Delivered from Evil - The Saga of World War 2 by Robert Leckie

Delivered from Evil - The Saga of World War 2 by Robert Leckie

Author:Robert Leckie [Leckie, Robert]
Language: eng
Format: epub


61. November 1942: Landing in North Africa

Winston Churchill was not the only wartime leader who thought of military victory as a political harvest of headlines. When General Marshall informed President Roosevelt that the date for Torch was up to General Eisenhower, FDR held up his hands in an attitude of prayer and said: “Please make it before Election Day.” He meant the midterm Congressional elections set for November 3, 1942.

Roosevelt, however, did not fancy himself as a military strategist like

Churchill and seldom interfered with his generals. He said nothing when Eisenhower fixed the date at November 8. On November 2 Eisenhower prepared to fly to Gibraltar, but bad weather prevented the flight, and again on the 3rd. It was still risky on the 4th but an impatient Eisenhower ordered Maj. Paul Tibbets, believed to be the Air Corps’s finest pilot, to take off anyway. They flew in the Red Gremlin, the same plane that had taken Clark to Gibraltar. Eisenhower was delighted to take command of the Rock, symbol of the British Empire. “I simply must have a grandchild,” he wrote in his diary, “or I’ll never have the fun of telling this when I’m fishing gray-bearded, on the banks of a quiet bayou in the deep South.”

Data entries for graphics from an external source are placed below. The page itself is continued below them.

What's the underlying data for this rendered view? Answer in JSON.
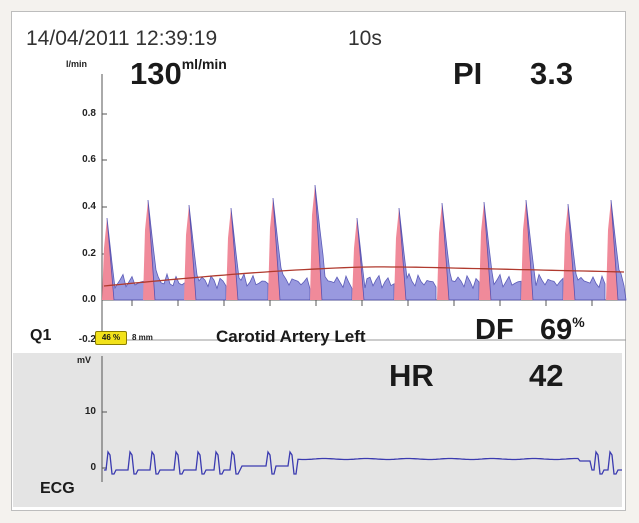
{
  "header": {
    "datetime": "14/04/2011 12:39:19",
    "duration": "10s"
  },
  "flow_panel": {
    "y_unit": "l/min",
    "flow_value": "130",
    "flow_unit": "ml/min",
    "pi_label": "PI",
    "pi_value": "3.3",
    "y_ticks": [
      "0.8",
      "0.6",
      "0.4",
      "0.2",
      "0.0",
      "-0.2"
    ]
  },
  "info_row": {
    "channel": "Q1",
    "badge": "46 %",
    "probe_size": "8 mm",
    "vessel": "Carotid Artery Left",
    "df_label": "DF",
    "df_value": "69",
    "df_unit": "%"
  },
  "ecg_panel": {
    "y_unit": "mV",
    "hr_label": "HR",
    "hr_value": "42",
    "y_ticks": [
      "10",
      "0"
    ],
    "trace_label": "ECG"
  },
  "colors": {
    "flow_fill_systolic": "#f08a9a",
    "flow_fill_diastolic": "#8f8fdc",
    "flow_outline": "#4a4ab0",
    "mean_trend": "#b03a2e",
    "ecg_trace": "#3b3bb0",
    "badge": "#f2e21a"
  }
}
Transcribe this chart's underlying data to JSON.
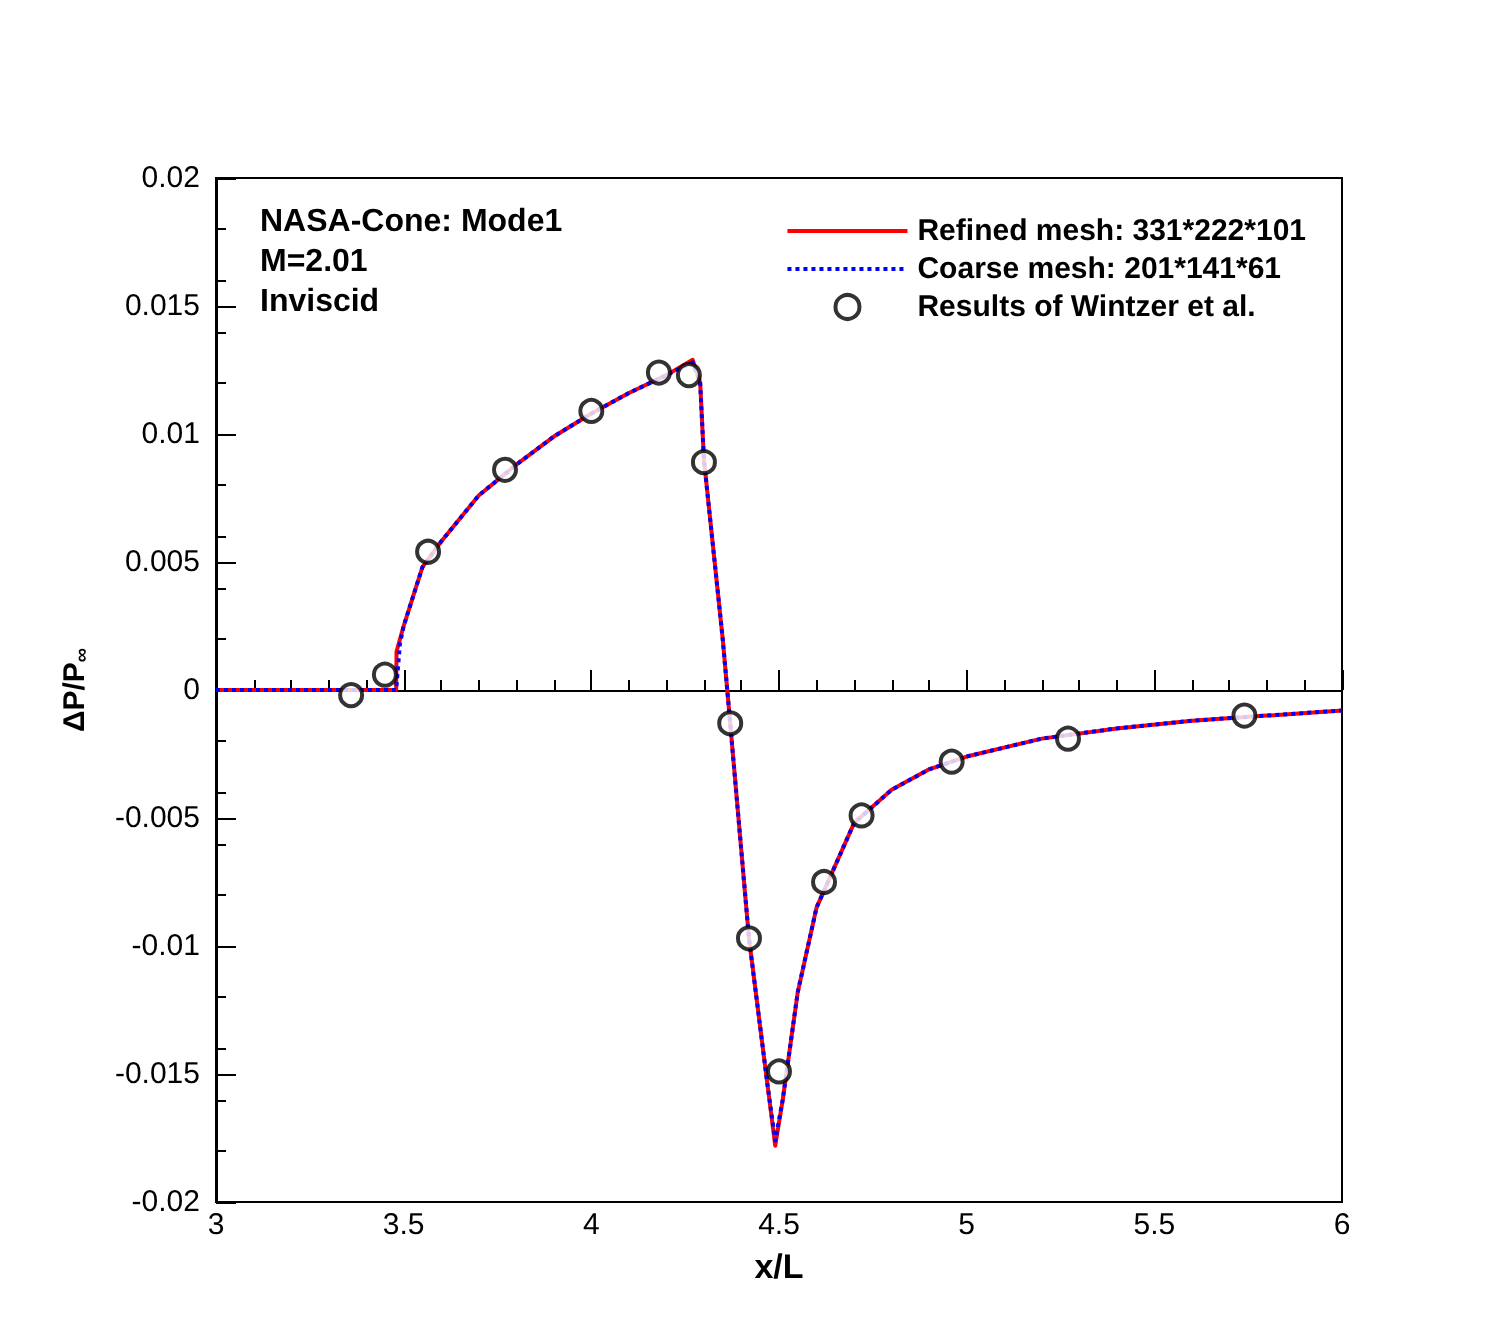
{
  "chart_data": {
    "type": "line",
    "xlabel": "x/L",
    "ylabel": "ΔP/P$_{∞}$",
    "xlim": [
      3,
      6
    ],
    "xticks": [
      3,
      3.5,
      4,
      4.5,
      5,
      5.5,
      6
    ],
    "ylim": [
      -0.02,
      0.02
    ],
    "yticks": [
      -0.02,
      -0.015,
      -0.01,
      -0.005,
      0,
      0.005,
      0.01,
      0.015,
      0.02
    ],
    "legend": "top right",
    "annotations": [
      "NASA-Cone: Mode1",
      "M=2.01",
      "Inviscid"
    ],
    "series": [
      {
        "name": "Refined mesh: 331*222*101",
        "color": "#ff0000",
        "marker": "none",
        "line_style": "solid",
        "x": [
          3,
          3.48,
          3.481,
          3.5,
          3.55,
          3.6,
          3.7,
          3.8,
          3.9,
          4.0,
          4.1,
          4.2,
          4.27,
          4.29,
          4.3,
          4.35,
          4.37,
          4.42,
          4.47,
          4.49,
          4.51,
          4.55,
          4.6,
          4.7,
          4.8,
          4.9,
          5.0,
          5.2,
          5.4,
          5.6,
          5.8,
          6.0
        ],
        "values": [
          0,
          0,
          0.0015,
          0.0025,
          0.0048,
          0.0058,
          0.0076,
          0.0088,
          0.0099,
          0.0108,
          0.0116,
          0.0123,
          0.0129,
          0.012,
          0.009,
          0.002,
          -0.0013,
          -0.0097,
          -0.0155,
          -0.0178,
          -0.016,
          -0.0118,
          -0.0085,
          -0.0052,
          -0.0039,
          -0.0031,
          -0.0026,
          -0.0019,
          -0.0015,
          -0.0012,
          -0.001,
          -0.0008
        ]
      },
      {
        "name": "Coarse mesh: 201*141*61",
        "color": "#0000ff",
        "marker": "none",
        "line_style": "dotted",
        "x": [
          3,
          3.48,
          3.49,
          3.5,
          3.55,
          3.6,
          3.7,
          3.8,
          3.9,
          4.0,
          4.1,
          4.2,
          4.27,
          4.29,
          4.3,
          4.35,
          4.37,
          4.42,
          4.47,
          4.49,
          4.51,
          4.55,
          4.6,
          4.7,
          4.8,
          4.9,
          5.0,
          5.2,
          5.4,
          5.6,
          5.8,
          6.0
        ],
        "values": [
          0,
          0,
          0.0018,
          0.0025,
          0.0048,
          0.0058,
          0.0076,
          0.0088,
          0.0099,
          0.0108,
          0.0116,
          0.0123,
          0.0128,
          0.012,
          0.009,
          0.002,
          -0.0013,
          -0.0097,
          -0.0155,
          -0.0176,
          -0.016,
          -0.0118,
          -0.0085,
          -0.0052,
          -0.0039,
          -0.0031,
          -0.0026,
          -0.0019,
          -0.0015,
          -0.0012,
          -0.001,
          -0.0008
        ]
      },
      {
        "name": "Results of Wintzer et al.",
        "color": "#000000",
        "type": "scatter",
        "marker": "circle",
        "x": [
          3.36,
          3.45,
          3.565,
          3.77,
          4.0,
          4.18,
          4.26,
          4.3,
          4.37,
          4.42,
          4.5,
          4.62,
          4.72,
          4.96,
          5.27,
          5.74
        ],
        "values": [
          -0.0002,
          0.0006,
          0.0054,
          0.0086,
          0.0109,
          0.0124,
          0.0123,
          0.0089,
          -0.0013,
          -0.0097,
          -0.0149,
          -0.0075,
          -0.0049,
          -0.0028,
          -0.0019,
          -0.001
        ]
      }
    ]
  }
}
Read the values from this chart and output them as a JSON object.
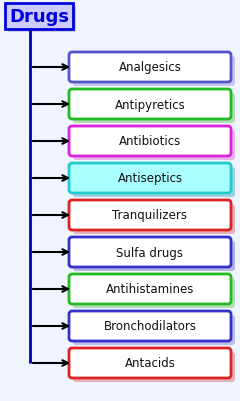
{
  "title": "Drugs",
  "title_bg": "#ccccff",
  "title_text_color": "#0000dd",
  "title_border_color": "#0000dd",
  "background_color": "#f0f4ff",
  "items": [
    {
      "label": "Analgesics",
      "bg": "#ffffff",
      "border": "#5555cc",
      "shadow": "#aaaadd"
    },
    {
      "label": "Antipyretics",
      "bg": "#ffffff",
      "border": "#22bb22",
      "shadow": "#88cc88"
    },
    {
      "label": "Antibiotics",
      "bg": "#ffffff",
      "border": "#dd22dd",
      "shadow": "#dd88dd"
    },
    {
      "label": "Antiseptics",
      "bg": "#aaffff",
      "border": "#22cccc",
      "shadow": "#66bbcc"
    },
    {
      "label": "Tranquilizers",
      "bg": "#ffffff",
      "border": "#dd2222",
      "shadow": "#dd8888"
    },
    {
      "label": "Sulfa drugs",
      "bg": "#ffffff",
      "border": "#3333cc",
      "shadow": "#8888cc"
    },
    {
      "label": "Antihistamines",
      "bg": "#ffffff",
      "border": "#22bb22",
      "shadow": "#88cc88"
    },
    {
      "label": "Bronchodilators",
      "bg": "#ffffff",
      "border": "#3333cc",
      "shadow": "#9999dd"
    },
    {
      "label": "Antacids",
      "bg": "#ffffff",
      "border": "#dd2222",
      "shadow": "#dd8888"
    }
  ],
  "line_color": "#0000aa",
  "arrow_color": "#000000",
  "figsize": [
    2.4,
    4.02
  ],
  "dpi": 100
}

At Gibraltar, he might as well have gone fishing—for there was absolutely nothing for him to do. The fleets were already at sea and the ships were maintaining radio silence. On the afternoon of November 7, fourteen hours short of D-Day (the date set for the landing) Gen. Henri Giraud arrived at Gibraltar in the submarine that had spirited him out of southern France. He came immediately to Eisenhower, demanding to be flown to Algiers to take command of Torch. Eisenhower was astonished by the temerity and hauteur of this tall, austere, one-legged Frenchman: commander of nothing. He asked Giraud to make a broadcast to Morocco and Algeria, urging the French army to cooperate with the invaders. Giraud flatly refused, unless he was given command. Like a man casually changing vacation sites, he calmly proposed to change the target from North Africa to southern France. Eisenhower repeated his request for a broadcast, assuring Giraud that once the Allies moved on to Tunisia, Giraud could have command of the French rear areas. He virtually promised to make him king of North Africa, with all possible American aid. Giraud kept saying, “Non. ” He wanted command. They argued for eight hours, with no results. Giraud excused himself at bedtime with the remark, “Giraud will be a spectator in this affair.”

By then the invasions had begun. Eisenhower stayed glued to his radio listening with relief to messages reporting that at Casablanca the surf was down and Patton was going in and that at Oran the landings were going well. There was no news from Algiers. At 4:30 a.m., exhausted, Eisenhower unfolded a cot and went to sleep in his office. He arose at seven o’clock, reading reports and musing aloud about what to do with Giraud.